Sponsored by Kitchen Studio of Monterey Peninsula
Introducing an Inspiring New Organic Produce Broker: Gnarly Nature
April 6, 2011
Insiders had been pinging me about its existence for weeks. Many of my favorite restaurants had been deploying its packaging for years.
Now I was seeing its mutant carrots are twisted and pale. Its beets are unconventionally elongated. Its yellow squash looks like a bony alien spaceship.
But that wasn't the crazy thing about new upstart Gnarly Nature Organic Produce (383-9215), at least according to the young, ebullient entrepreneur behind the "hideously flavorful" goods, Carolyn Swanson, who's a little crazy (in the best ways) herself.
"Our stuff is a farmer's funkily shaped harvest, sometimes a surplus quantity of a particular crop," she says. "It's perfectly edible food but it would normally be composted because it isn't pretty enough for the retail marketplace.
"Crazy? We thought so too."
Swanson already had a sturdy foothold in local kitchens as the force behind award-winning Passion Purveyors (383-9215), which she started in fall 2007 from a simultaneously personal and planetary place: She saw all the waste created by packaging and, with the money saved from working two jobs—days with Pebble Beach Company, nights at Mission Ranch—with the stated goal of seeding her own business, started approaching restaurants with alternatives to Styrofoam.
"It was a hard sell at first," she says. "Styrofoam bans were not existent, and it's always hard to convince people to pay more."
She targeted locally owned food service establishments (“low on the bureaucratic chain,” she says), forward-thinking folks who would want post-consumer recycled cups and compostable spoons. She pimped the enhanced service she’d provide to slice away at any increased costs.
“I found all the third party-funded rebates, looked at water use, studied energy rebates, and utilized those services we found that were free,” she says.
She now lists Cafe Lumiere, Acme Coffee, Phil’s Fish Market, Babaloo Food Truck, Bernardus, Hula’s, Parker Lusseau Pastries and Peppers among her loyal clients, gathered almost entirely by word-of-mouth.
“As a small startup, I couldn’t give my customers the packaging they want without her,” Babaloo’s Gladys Parada says, who loves her retro cardboard straws. “She’ll buy the case and split it into small quantities, and meet me on the road.
"And when she didn’t carry the [compostable] sporks I wanted, she got the huge quantity I couldn’t afford. She even buys food and won’t take a discount, saying, ‘We’re all in this together.’”
But Gnarly was even more her nature than Passion, and something she could grow from her expanding container contacts.
"We’re working inside restaurants, and my number one passion is food,” she says. “I was thinking, ‘How can I distribute food, get better food into restaurants?’ Chefs are never excited to talk about packaging, that’s where their food goes to coagulate and die, like a little food coffin. But they love to talk about produce.”

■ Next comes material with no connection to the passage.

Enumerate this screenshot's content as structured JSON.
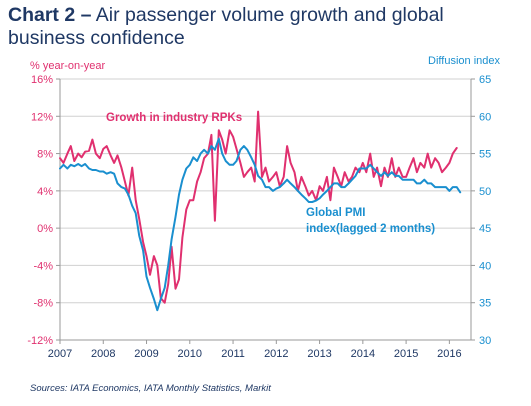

And as produce goes, this is conversational gold, particularly for a lady as loquacious as she. One day, she says, it'll be "D-cup beets from Hollister."
"They couldn't sell them!" she says. "They're perfectly good, just people aren't used to the size."
The next, it’s organic lemons that are too small, despite the fact that they have thinner skins.
“They’re juicier!” she insists, and the lemonade I made certainly supports that claim.
Some of her uniquely “misshapen” albino carrots, meanwhile, were as good as any organics I’ve had, and some Gnarly green garlic—a surplus—once oiled, salted and roasted, elevated two different meals to otherwise inaccessible heights.
Since Gnarly can acquire would-be cast-offs for less, chefs are stoked to get the passed-along savings (and they’re chopping up the produce, anyway). Her team delivers Tuesday and Thursday (order by midnight the night before)—and Tuesday extra “Gnarlys” go to Meals on Wheels of the Monterey Peninsula.
The produce hails from small, local organic farms. At this point, that largely means the family of start-up farms at ALBA, though Swanson says she needs more to meet a sprouting need.
Currently she can't find enough farmers to meet demand for the more affordable oddities. "Tell local organic farms," she says. "Calling all funks!"